Simão, parafraseando ingenua e astutamente a lei de Moisés, faz suas afirmações (desta forma): Quando Moisés afirma que “Deus é um fogo consumidor”[2], ao interpretar Moisés fora do sentido correto, afirma que o fogo é o princípio criativo do universo. (Mas Simão) não percebe que, pelo que é afirmado na passagem, que Deus não é um fogo, mas um fogo consumidor, (portanto) não apenas interpreta erroneamente a lei de Moisés, mas até plagiariza de Heráclito, o Obscuro. E Simão denomina que o princípio criador do universo é um poder indefinido, expressando-se assim: “Este é o tratado de uma revelação (da) voz e nome (reconhecido) por meio da compreensão intelectual do Grande Poder Indefinido. De onde será selado, (e) mantido secreto, escondido, (e) irá repousar na habitação, na fundação onde jazem todas as coisas.” E ele afirma que este homem que é nascido do sangue é a habitação (mencionada), e que nele reside um poder indefinido, que ele diz ser a raiz do universo.

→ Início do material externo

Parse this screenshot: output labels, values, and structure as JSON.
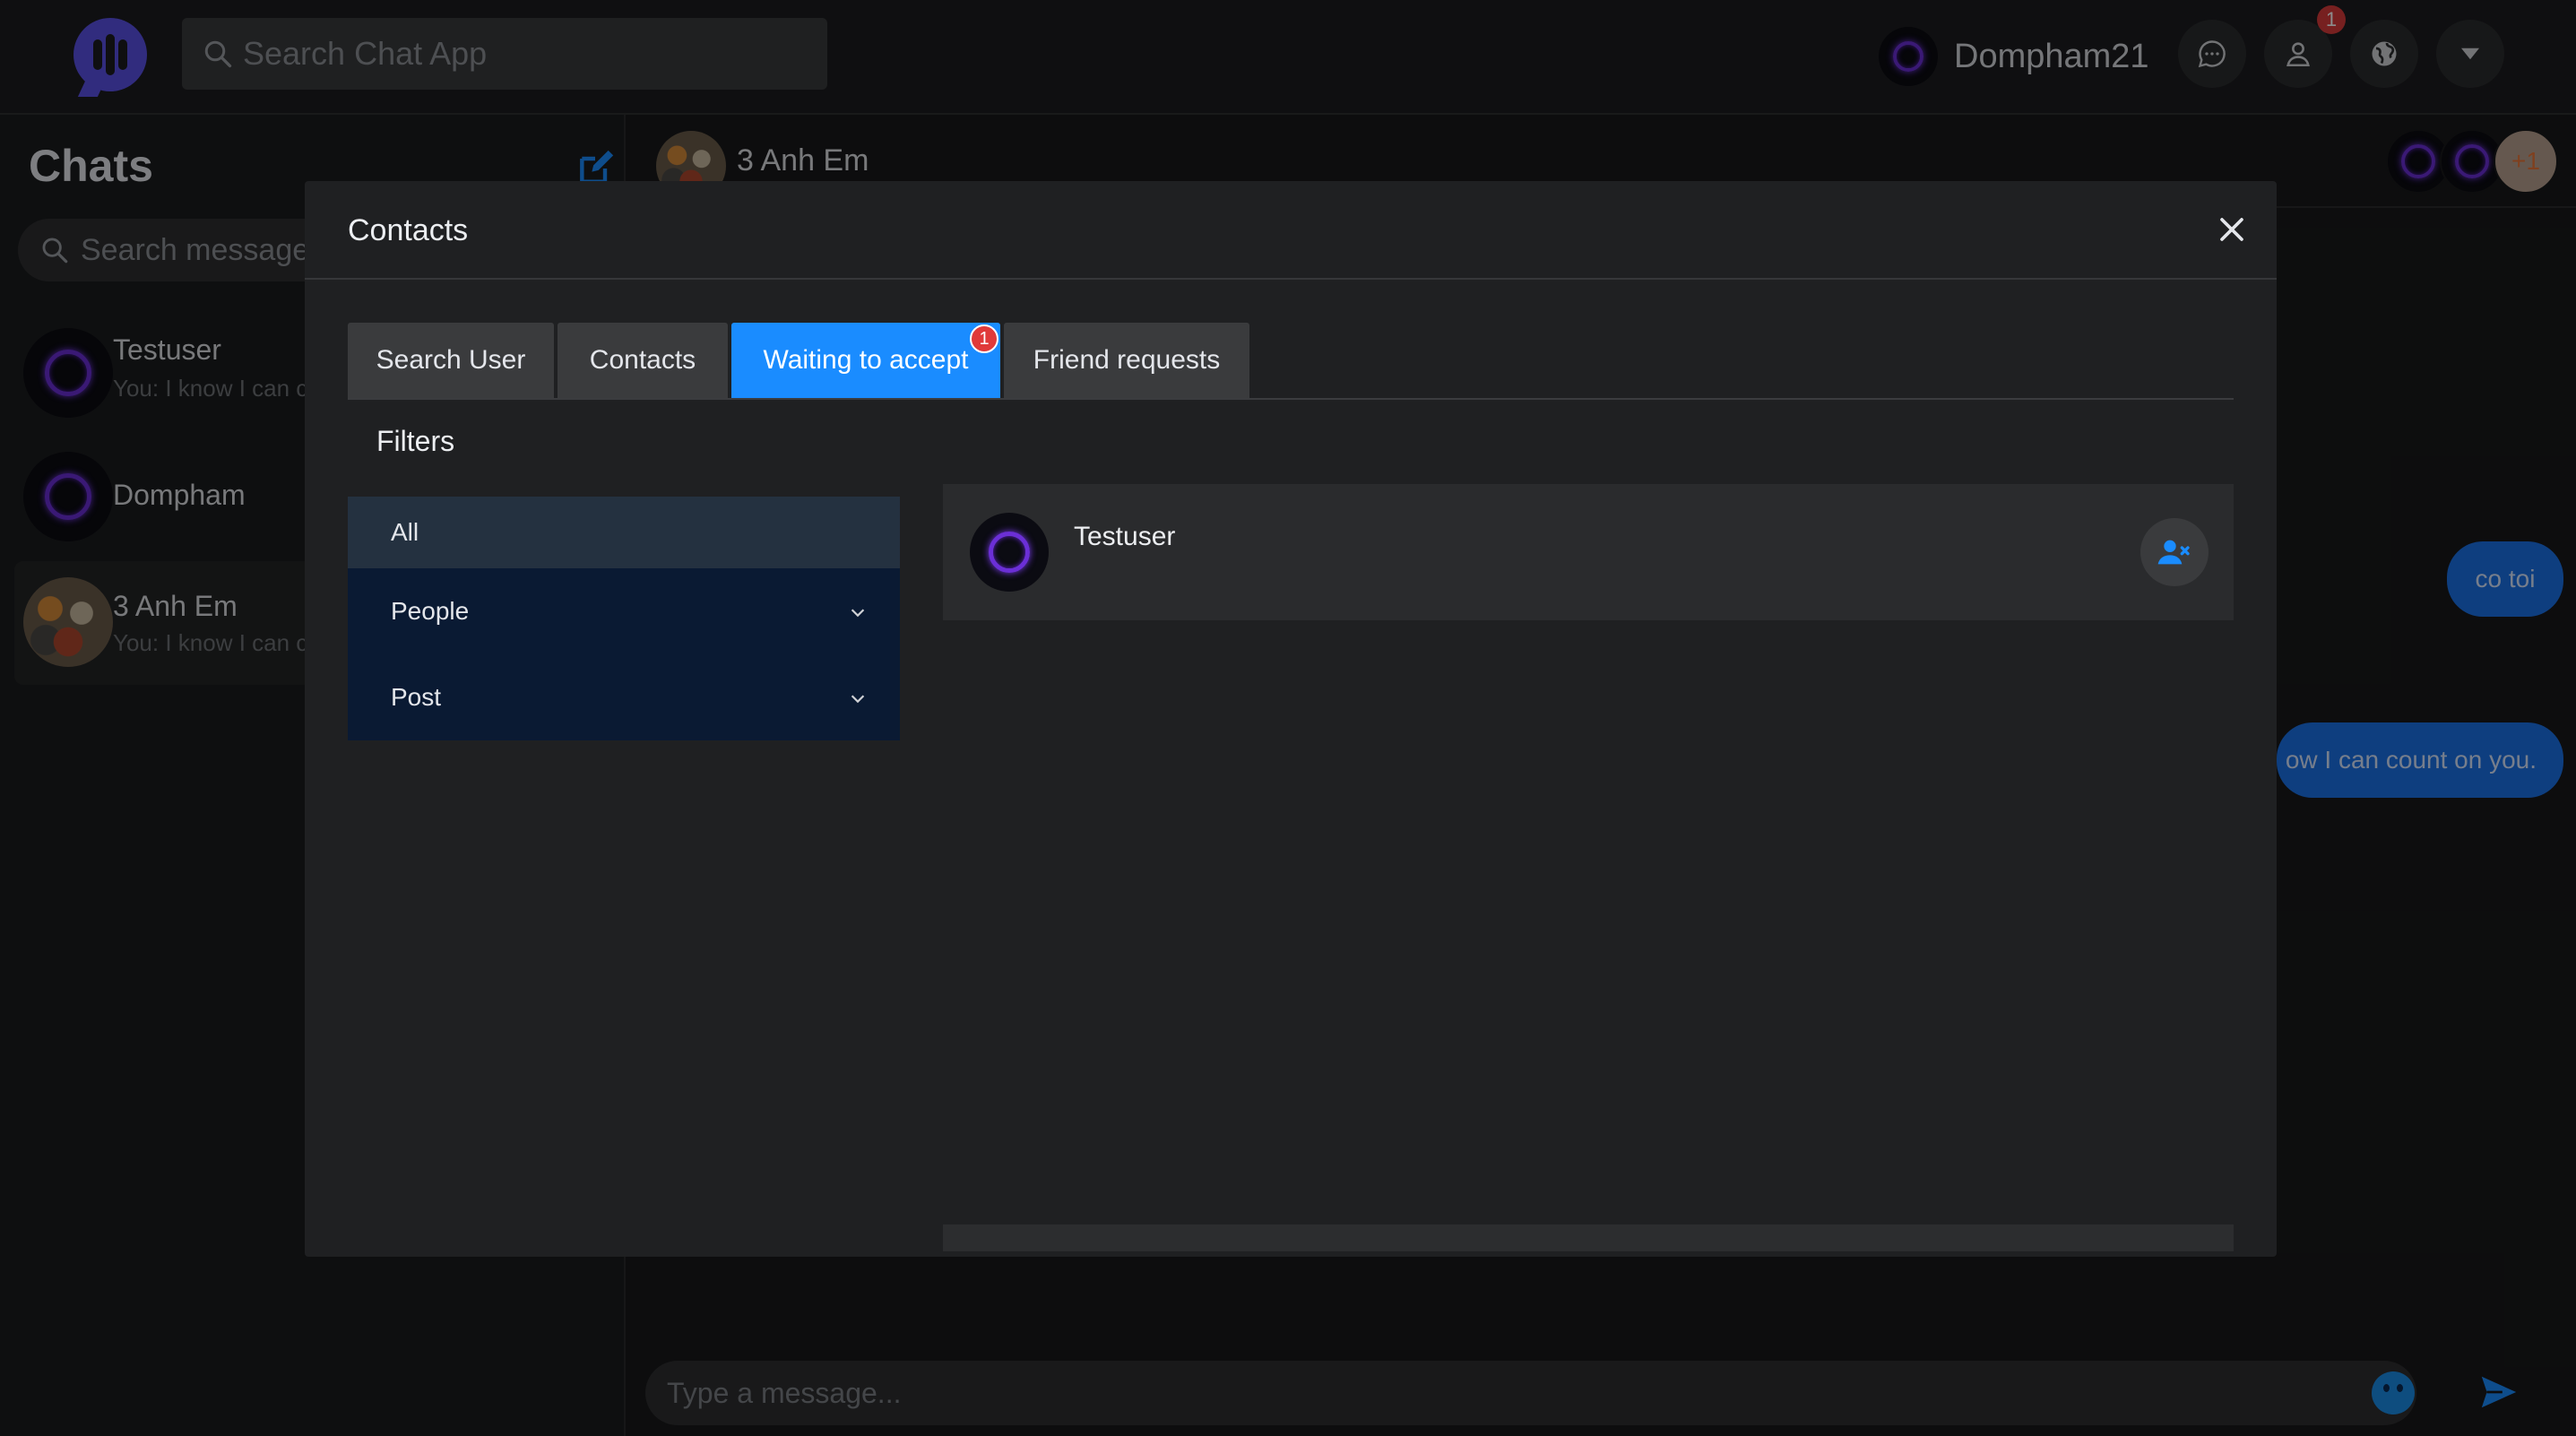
{
  "app": {
    "search_placeholder": "Search Chat App",
    "user_name": "Dompham21",
    "notification_count": "1"
  },
  "sidebar": {
    "title": "Chats",
    "search_placeholder": "Search messages",
    "chats": [
      {
        "name": "Testuser",
        "preview": "You: I know I can count on you."
      },
      {
        "name": "Dompham",
        "preview": ""
      },
      {
        "name": "3 Anh Em",
        "preview": "You: I know I can count on you."
      }
    ]
  },
  "conversation": {
    "name": "3 Anh Em",
    "extra_members": "+1",
    "messages": [
      {
        "text": "co toi"
      },
      {
        "text": "ow I can count on you."
      }
    ],
    "composer_placeholder": "Type a message..."
  },
  "modal": {
    "title": "Contacts",
    "tabs": [
      {
        "label": "Search User"
      },
      {
        "label": "Contacts"
      },
      {
        "label": "Waiting to accept",
        "badge": "1"
      },
      {
        "label": "Friend requests"
      }
    ],
    "active_tab": "Waiting to accept",
    "filters_title": "Filters",
    "filters": [
      {
        "label": "All"
      },
      {
        "label": "People"
      },
      {
        "label": "Post"
      }
    ],
    "results": [
      {
        "name": "Testuser"
      }
    ]
  },
  "colors": {
    "accent": "#1a8cff",
    "background": "#18191a",
    "bubble": "#1b72e8",
    "badge": "#e03a3a"
  }
}
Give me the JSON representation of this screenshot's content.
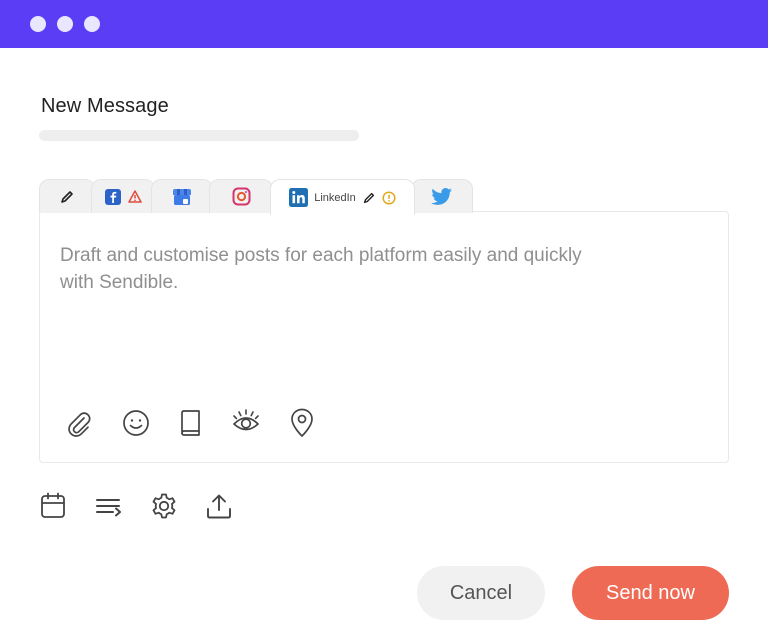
{
  "window": {
    "titlebar_color": "#5b3df5",
    "dots": [
      "window-dot",
      "window-dot",
      "window-dot"
    ]
  },
  "composer": {
    "title": "New Message",
    "tabs": [
      {
        "id": "all",
        "icon": "pencil-icon"
      },
      {
        "id": "facebook",
        "icon": "facebook-icon",
        "status_icon": "warning-triangle-icon"
      },
      {
        "id": "google-business",
        "icon": "google-business-icon"
      },
      {
        "id": "instagram",
        "icon": "instagram-icon"
      },
      {
        "id": "linkedin",
        "icon": "linkedin-icon",
        "label": "LinkedIn",
        "edit_icon": "pencil-icon",
        "status_icon": "info-circle-icon",
        "active": true
      },
      {
        "id": "twitter",
        "icon": "twitter-icon"
      }
    ],
    "placeholder": "Draft and customise posts for each platform easily and quickly with Sendible.",
    "editor_tools": [
      "paperclip-icon",
      "emoji-icon",
      "book-icon",
      "eye-icon",
      "location-pin-icon"
    ],
    "bottom_tools": [
      "calendar-icon",
      "queue-icon",
      "gear-icon",
      "upload-icon"
    ]
  },
  "actions": {
    "cancel_label": "Cancel",
    "send_label": "Send now"
  },
  "colors": {
    "accent": "#5b3df5",
    "send_button": "#ee6a55",
    "warning": "#e04a3c",
    "info": "#e0a91a",
    "linkedin": "#1f6fb2",
    "twitter": "#3a9be8",
    "facebook": "#2d63c8"
  }
}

Sendo o poder indefinido o fogo, Simão afirma que não é uma (essência) decomposta, (de acordo com aqueles que) afirmam que os quatro elementos são simples, e que imaginaram que o fogo, (que é um dos quatro) é simples. Mas (longe de ser o caso, ele diz) que o fogo tem duas naturezas[3]; e desta natureza dupla, ele separa uma parte “secreta”, e a outra “manifesta”, e a secreta está escondida na parte manifesta do fogo, e que a parte manifesta deriva sua existência da (parte) secreta. Entretanto, isso é o que Aristóteles denomina pelas (expressões) “potencialidade” e “energia”, ou (o que) Platão (chama de) “inteligível” e “sensível”. A parte manifesta compreende todas as coisas em si, qualquer um pode ver e discernir quaisquer objetos da criação visível[4] que queira observar. Mas a (parte do fogo) secreta só pode ser discernida pelo intelecto, e escapa ao poder dos sentidos; se alguém falha ao observá-la, deve procurar uma forma especial de percepção. Em geral, visto que todas as coisas existentes caem sob as categorias, isto é, se são objetos dos Sentidos ou se são objetos do Intelecto, de acordo com a denominação (que Simão) emprega os termos “secreto” e “manifesto”; pode ser (em geral,) ser afirmado que o fogo, (isto é), o (fogo) super-celestial, é um tesouro, como se fosse uma grande árvore, como aquela do sonho de Nabucodonosor[5], de onde todos tiram seu sustento. Ele considera como a parte manifesta do fogo o tronco, os galhos, as folhas, tudo que é externo. Todos esses (membros), diz ele, ao serem queimados, estão destinados a desaparecerem por meios das chamas do fogo-que-tudo-devora. Porém, o fruto da árvore, quando está maduro e formado, é guardado em um celeiro, e não é (atingido) pelo fogo. Porque, diz ele, o fruto foi produzido para ser guardade, enquanto que a palha é para ser queimada[6]. (A palha) é o tronco, (e é) criada não para seu próprio propósito, mas para o fruto.
Notas
editar- ↑ O texto aqui está ilegível. A emendação segue Miller. Cruice completou assim: “Nós comparamos ele com o líbio, que era um mero homem, não o verdadeiro Deus.”
- ↑ Deuteronômio 4:24.
- ↑ Cruice opina que Teodureto fez uso dessa passagem (Hæret. Fab., i. 1.).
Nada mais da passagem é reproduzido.